“Vou repassar alguns materiais que foram poucos utilizados pelo meu filho mais velho para o mais novo. Temos que procurar economizar”, disse o representante comercial Rodrigo Gonçalves, pai de dois meninos, um de 11 anos e outro de 5. Rodrigo é um entre tantos pais que vão às compras de materiais escolares neste começo de ano.
Alguns produtos que compõem a lista de materiais escolares apresentam uma diferença de preço de até 33,74%, nas lojas do ramo em Franca, caso de uma caixa de lápis de cor, com 24 unidades. Uma pesquisa rápida entre três papelarias foi constatado que o mesmo produto pode ter uma diferença de R$ 15,15. Em um estabelecimento, a mesma caixa de lápis de cor, marca Faber Castell, custa R$ 29,80, em uma segunda loja o valor é de R$ 30,00 e numa terceira, R$ 44,95.

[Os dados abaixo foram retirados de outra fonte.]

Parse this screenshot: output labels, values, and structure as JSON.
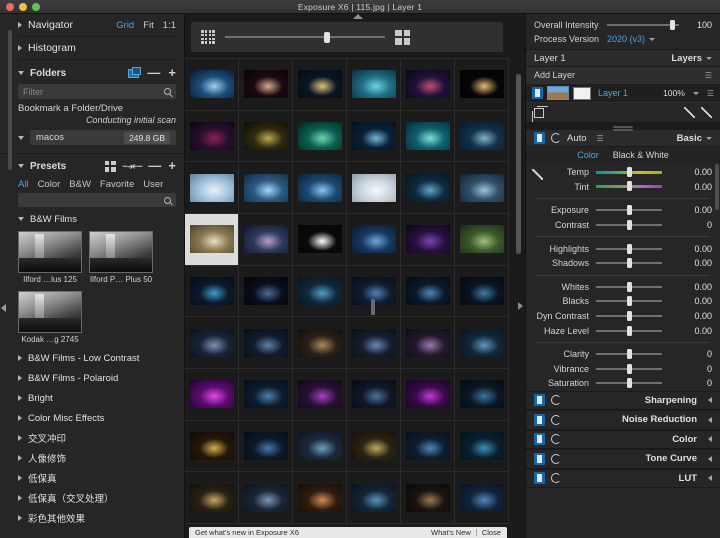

O caderno brochura, com 96 folhas, item obrigatório em todas as listas dos alunos dos primeiros anos do Ensino Fundamental, apresenta uma diferença de uma loja para a outra de 23%, variando entre R$ 10,00, R$ 11,95 e R$ 13,00 nas três papelarias consultadas na cidade.
O diretor do Procon de Franca, Luís Antônio Murari, diz que a arma do consumidor é pesquisar, já que os produtos não são tabelados. “O Procon sempre realiza pesquisas na intenção de nortear o consumidor sobre os locais onde ele possa comprar o material mais em conta e, com isso, economizar. Considerando que o produto não é tabelado, uma das principais orientações do Procon é pesquisar”.
Outros itens presentes na lista de produtos escolares, como o tradicional lápis preto (Faber Castell), borracha (média) e cola líquida (pequena), apresentam diferença de R$ 0,50 entre o mesmo produto e marca.
Uma das alternativas para amenizar o impacto no orçamento dos pais, nesse começo de ano, é a reutilização de alguns materiais, promovendo a troca de livros usados com outros alunos. “Promover a troca de livros entre alunos é uma das recomendações que nós damos ao consumidor. Mas é importante que a pessoa verifique junto à escola se a lista é realmente necessária e se há possibilidade de adquirir apenas o material a ser utilizado no primeiro semestre”.
Outra solução apontada por Murari é uma compra coletiva para um abatimento maior no desconto dos materiais. “Na primeira reunião, os pais poderiam criar um grupo de WhatsApp para promover uma compra coletiva. Quando a aquisição dos materiais acontece em grande quantidade, o consumidor tem poder de negociação, conseguindo um preço bem melhor com o fornecedor”.
O diretor do Procon de Franca lembra que as compras por internet podem demorar a chegar à casa do consumidor e sempre há cobrança de frete. “As compras por internet podem demorar a chegar. Precisa tomar cuidado com o frete também, o que encarece o valor do produto”.
Ao comprar a lista completa dos materiais escolares, normalmente, os comerciantes oferecem alguns descontos na compra à vista, parcelando também o valor da compra no cartão em até 3 vezes sem juros.
Dicas de compra
- Antes de ir às compras, é bom verificar quais dos produtos da lista de material o consumidor já possui em casa e, ainda, se estão em condição de uso, evitando assim, compras desnecessárias.
- Promover a troca de livros didáticos entre alunos também garante economia.
- Na lista de material, as escolas não podem exigir a aquisição de qualquer material escolar de uso coletivo (materiais de escritório, de higiene ou limpeza, por exemplo), conforme determina a Lei nº 12.886 de 26/11/2013.
- Alguns estabelecimentos concedem bons descontos para compras em grandes quantidades, dessa forma pode ser interessante efetuar compras coletivas.
- O consumidor deve sempre verificar se o estabelecimento pratica preço diferenciado em função do instrumento de pagamento (dinheiro, cheque, cartão de débito, cartão de crédito).